Yo era un purista del 35 mm, pero aquí he tenido que rodar por primera vez en digital y eso ha afectado también a determinadas cuestiones formales. Rodamos con la cámara Arri Alexa, que está muy bien, pero que tiene un elemento de movimiento, que tiene que ver con la obturación (muy diferente de la obturación mecánica), un cierto efecto strobo en el movimiento horizontal de las panoramicas, que para mí desnaturalizaba algunas cosas y con el que hemos tenido que pelear.
¿Qué más hay de nuevo en este proyecto respecto a los anteriores?
Estoy pensando en incluir por primera vez música extradiegética. Y lo quiero trabajar en la línea de las colisiones que proponía Pasolini entre alta cultura y un universo más lumpen, gracias a la música de Mozart o Bach, en películas como El Evangelio según San Mateo o Accatone. Una colisión que otorga a los espacios una belleza nueva y para la que estoy pensando, en concreto, en la Sonata número 11 de Mozart, que tiene fragmentos muy infantiles y muy melancólicos a la vez.
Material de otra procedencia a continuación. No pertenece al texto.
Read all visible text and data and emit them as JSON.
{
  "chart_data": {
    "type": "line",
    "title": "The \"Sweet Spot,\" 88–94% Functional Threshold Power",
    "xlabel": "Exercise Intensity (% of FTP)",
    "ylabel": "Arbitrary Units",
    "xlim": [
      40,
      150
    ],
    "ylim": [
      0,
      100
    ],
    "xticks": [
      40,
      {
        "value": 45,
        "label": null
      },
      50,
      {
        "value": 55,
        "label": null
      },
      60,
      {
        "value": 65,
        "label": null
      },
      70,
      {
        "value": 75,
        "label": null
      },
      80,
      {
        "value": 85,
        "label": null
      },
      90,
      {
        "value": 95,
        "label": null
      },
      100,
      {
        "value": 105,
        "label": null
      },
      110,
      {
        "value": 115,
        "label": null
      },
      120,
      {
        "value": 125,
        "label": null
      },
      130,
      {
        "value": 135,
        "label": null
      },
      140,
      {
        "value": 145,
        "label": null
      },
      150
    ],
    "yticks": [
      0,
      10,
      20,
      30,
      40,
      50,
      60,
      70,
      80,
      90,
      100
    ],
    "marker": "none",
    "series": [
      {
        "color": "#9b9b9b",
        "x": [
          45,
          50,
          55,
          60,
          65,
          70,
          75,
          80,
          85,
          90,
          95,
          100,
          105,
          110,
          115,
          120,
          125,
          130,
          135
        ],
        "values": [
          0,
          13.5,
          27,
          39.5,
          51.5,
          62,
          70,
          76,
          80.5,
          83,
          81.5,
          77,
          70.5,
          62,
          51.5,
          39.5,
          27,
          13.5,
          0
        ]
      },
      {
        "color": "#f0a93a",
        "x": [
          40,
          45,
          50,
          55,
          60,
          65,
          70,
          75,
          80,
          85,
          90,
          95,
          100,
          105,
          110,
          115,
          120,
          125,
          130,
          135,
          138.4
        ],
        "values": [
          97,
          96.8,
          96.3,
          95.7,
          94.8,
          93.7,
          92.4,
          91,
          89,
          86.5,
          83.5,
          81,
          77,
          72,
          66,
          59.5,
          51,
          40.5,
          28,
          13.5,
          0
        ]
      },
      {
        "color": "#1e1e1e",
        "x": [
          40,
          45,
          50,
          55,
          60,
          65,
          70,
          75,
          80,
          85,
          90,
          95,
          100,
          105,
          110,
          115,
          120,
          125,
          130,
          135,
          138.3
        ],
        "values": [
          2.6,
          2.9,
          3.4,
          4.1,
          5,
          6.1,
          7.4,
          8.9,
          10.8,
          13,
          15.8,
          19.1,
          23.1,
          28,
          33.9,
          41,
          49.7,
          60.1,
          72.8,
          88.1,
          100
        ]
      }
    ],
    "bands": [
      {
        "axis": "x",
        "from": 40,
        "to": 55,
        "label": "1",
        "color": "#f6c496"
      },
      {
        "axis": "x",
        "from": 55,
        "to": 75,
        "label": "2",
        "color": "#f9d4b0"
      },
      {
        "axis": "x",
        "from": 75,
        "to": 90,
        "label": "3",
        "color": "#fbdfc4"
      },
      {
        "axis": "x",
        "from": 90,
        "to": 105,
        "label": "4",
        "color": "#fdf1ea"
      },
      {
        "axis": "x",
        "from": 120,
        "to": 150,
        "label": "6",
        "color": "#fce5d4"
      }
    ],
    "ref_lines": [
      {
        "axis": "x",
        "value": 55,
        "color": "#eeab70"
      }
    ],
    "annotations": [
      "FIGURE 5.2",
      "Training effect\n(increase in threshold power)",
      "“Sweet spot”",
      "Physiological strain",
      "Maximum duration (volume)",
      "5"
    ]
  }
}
Por lo demás, y en relación a otro de los aspectos que son centrales en mi manera de trabajar, siempre planteo una paleta de colores muy estricta que afecta a decorados y vestuario. Y aunque se trata de nuevo de un film en tonos grises, grises azulados y grises amarronados, como en Las olas, había aquí una menor capacidad de intervención en los espacios, también por una cuestión de presupuesto, que ha limitado un poco este elemento.